There is still few quantum cryptography systems in the world, so I suppose there weren't any "wild" attacks by real crackers yet. Still, I can't guarantee that. All the methods have already been described in literature — when we find a new vulnerability, we publish an article. So, if some government would really need to hack into another's cryptographic system, that will be done. Yet, there still hasn’t been any news on quantum hacker groups in the media.

It is not hard to connect to a fiber-optic communication line: you just go down a manhole, find a cable, cut the coating and connect. As the connection is optical, you will need a small device — a fiber optic welding machine. So, if one puts some traffic cones beside the manhole, it would seem like you're doing repairs or line maintenance. There's a good chance that such attacks have already been done, but we don't know about it. And there will definitely be ones in the future, as any cryptographic system will be attacked as soon as one will use it to cipher valuable information. Cryptography was invented to protect data, after all.

Quantum cryptography system used for data protection during the World Cup 2010.

What is your latest research on?

We and other teams that work in this area look for new imperfections in realization and try attacking them, as this allows to understand how to deal with them. There are a lot of them, more than 20 for different systems. Since last year, my team started to collaborate with private companies on analyzing their systems — we sign a non-disclosure agreement, take all their technical documentation and look for any possible ways to hack their systems. For instance, we now collaborate with the Swiss ID Quantique Company. There is also the TOSHIBA's Research Laboratory in Great Britain, they attempt to create a system that accounts for all vulnerabilities. Those work independently, though it is hard to find vulnerabilities in your own system. That is why I never try to create my own systems, and focus on analysis only.

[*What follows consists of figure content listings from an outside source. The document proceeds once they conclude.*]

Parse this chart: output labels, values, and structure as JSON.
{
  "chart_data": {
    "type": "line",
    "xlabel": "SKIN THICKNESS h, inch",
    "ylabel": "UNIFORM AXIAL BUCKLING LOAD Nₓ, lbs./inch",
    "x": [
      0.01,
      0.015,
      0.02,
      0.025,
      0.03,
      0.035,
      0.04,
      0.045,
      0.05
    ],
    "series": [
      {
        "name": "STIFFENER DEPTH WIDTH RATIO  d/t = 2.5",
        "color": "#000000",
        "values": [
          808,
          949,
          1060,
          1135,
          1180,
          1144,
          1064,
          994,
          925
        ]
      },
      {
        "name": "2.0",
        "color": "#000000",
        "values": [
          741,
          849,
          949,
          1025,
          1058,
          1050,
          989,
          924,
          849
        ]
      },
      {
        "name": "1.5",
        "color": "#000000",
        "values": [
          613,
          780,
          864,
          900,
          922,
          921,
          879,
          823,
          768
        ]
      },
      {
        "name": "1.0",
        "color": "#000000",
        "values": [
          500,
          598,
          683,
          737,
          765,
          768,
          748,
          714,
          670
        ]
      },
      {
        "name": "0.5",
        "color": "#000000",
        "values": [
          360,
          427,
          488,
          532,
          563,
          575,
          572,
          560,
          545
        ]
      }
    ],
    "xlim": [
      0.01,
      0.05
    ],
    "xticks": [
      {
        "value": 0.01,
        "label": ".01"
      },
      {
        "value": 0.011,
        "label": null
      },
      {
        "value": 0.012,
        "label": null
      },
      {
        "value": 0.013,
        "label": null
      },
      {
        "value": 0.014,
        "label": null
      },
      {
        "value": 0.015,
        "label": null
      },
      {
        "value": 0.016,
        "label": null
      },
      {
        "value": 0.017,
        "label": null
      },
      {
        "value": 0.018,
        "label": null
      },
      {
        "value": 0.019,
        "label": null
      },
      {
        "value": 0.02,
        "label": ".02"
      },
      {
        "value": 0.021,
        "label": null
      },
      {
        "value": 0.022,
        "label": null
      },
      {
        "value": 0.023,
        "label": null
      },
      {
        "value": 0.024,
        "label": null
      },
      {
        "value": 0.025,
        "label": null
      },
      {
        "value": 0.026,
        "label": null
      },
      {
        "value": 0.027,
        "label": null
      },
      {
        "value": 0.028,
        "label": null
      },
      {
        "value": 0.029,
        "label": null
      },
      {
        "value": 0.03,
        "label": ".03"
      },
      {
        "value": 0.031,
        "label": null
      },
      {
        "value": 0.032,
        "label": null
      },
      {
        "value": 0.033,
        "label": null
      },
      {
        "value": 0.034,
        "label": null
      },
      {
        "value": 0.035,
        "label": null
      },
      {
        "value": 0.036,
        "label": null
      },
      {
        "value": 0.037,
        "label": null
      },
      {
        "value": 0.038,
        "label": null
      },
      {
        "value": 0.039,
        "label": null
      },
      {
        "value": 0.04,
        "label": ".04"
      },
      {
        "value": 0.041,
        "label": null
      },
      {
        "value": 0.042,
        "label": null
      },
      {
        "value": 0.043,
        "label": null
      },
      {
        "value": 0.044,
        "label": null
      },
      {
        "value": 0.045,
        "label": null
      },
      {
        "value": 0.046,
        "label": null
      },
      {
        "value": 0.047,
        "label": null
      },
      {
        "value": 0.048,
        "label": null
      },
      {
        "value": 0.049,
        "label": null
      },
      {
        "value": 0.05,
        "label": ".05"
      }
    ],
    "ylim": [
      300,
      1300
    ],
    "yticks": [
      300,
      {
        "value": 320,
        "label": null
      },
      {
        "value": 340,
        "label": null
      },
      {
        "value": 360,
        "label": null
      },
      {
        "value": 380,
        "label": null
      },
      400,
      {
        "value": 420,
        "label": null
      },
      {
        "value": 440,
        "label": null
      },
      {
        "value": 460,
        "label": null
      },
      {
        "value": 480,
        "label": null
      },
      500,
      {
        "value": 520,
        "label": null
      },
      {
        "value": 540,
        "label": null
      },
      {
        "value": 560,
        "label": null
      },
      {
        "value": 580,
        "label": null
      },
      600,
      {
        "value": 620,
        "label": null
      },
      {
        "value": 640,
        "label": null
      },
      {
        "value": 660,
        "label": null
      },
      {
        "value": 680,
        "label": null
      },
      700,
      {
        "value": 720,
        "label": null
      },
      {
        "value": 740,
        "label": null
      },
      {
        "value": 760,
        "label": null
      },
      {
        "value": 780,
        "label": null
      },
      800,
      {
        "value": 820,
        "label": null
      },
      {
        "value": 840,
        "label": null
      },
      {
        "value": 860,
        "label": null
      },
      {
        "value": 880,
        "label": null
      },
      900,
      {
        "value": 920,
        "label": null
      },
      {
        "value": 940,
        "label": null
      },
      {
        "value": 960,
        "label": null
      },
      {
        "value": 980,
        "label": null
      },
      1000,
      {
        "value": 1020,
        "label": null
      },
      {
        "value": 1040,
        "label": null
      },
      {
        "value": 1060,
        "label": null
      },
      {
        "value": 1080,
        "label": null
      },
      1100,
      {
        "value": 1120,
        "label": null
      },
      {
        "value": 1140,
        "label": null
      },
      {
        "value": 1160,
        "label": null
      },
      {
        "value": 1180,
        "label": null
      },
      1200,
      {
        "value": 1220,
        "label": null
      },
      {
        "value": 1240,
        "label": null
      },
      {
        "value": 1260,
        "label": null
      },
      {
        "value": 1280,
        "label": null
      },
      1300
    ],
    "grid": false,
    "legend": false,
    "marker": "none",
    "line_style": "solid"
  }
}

Is it possible to create an ideal communication security system?

With any engineering system, you can never be one hundred percent sure. You can build a hundred bridges — 99 will stand and the 100th can still fall. It's the same with cryptography: what we do is try to decrease the probability of a system being hacked. If lots of people tried attacking it and it withstood — we have some reasonable assurance that there are no serious vulnerabilities.

The modern technologies based on mathematical cryptography that we use now will once all be hacked. There are still no computers that can do it fast, but today's generation of cryptographic technologies will have to be replaced. Quantum cryptography is one of the possible options, as the algorithm is technically unhackable. Yet, it is still not clear, how will it be used: such systems call for particular hardware and an optical communication circuit. Quantum cryptography is not particularly expensive, but at first, only large companies would be able to afford it. Still, it will eventually become cheaper, and in the future, anyone would be able to use it.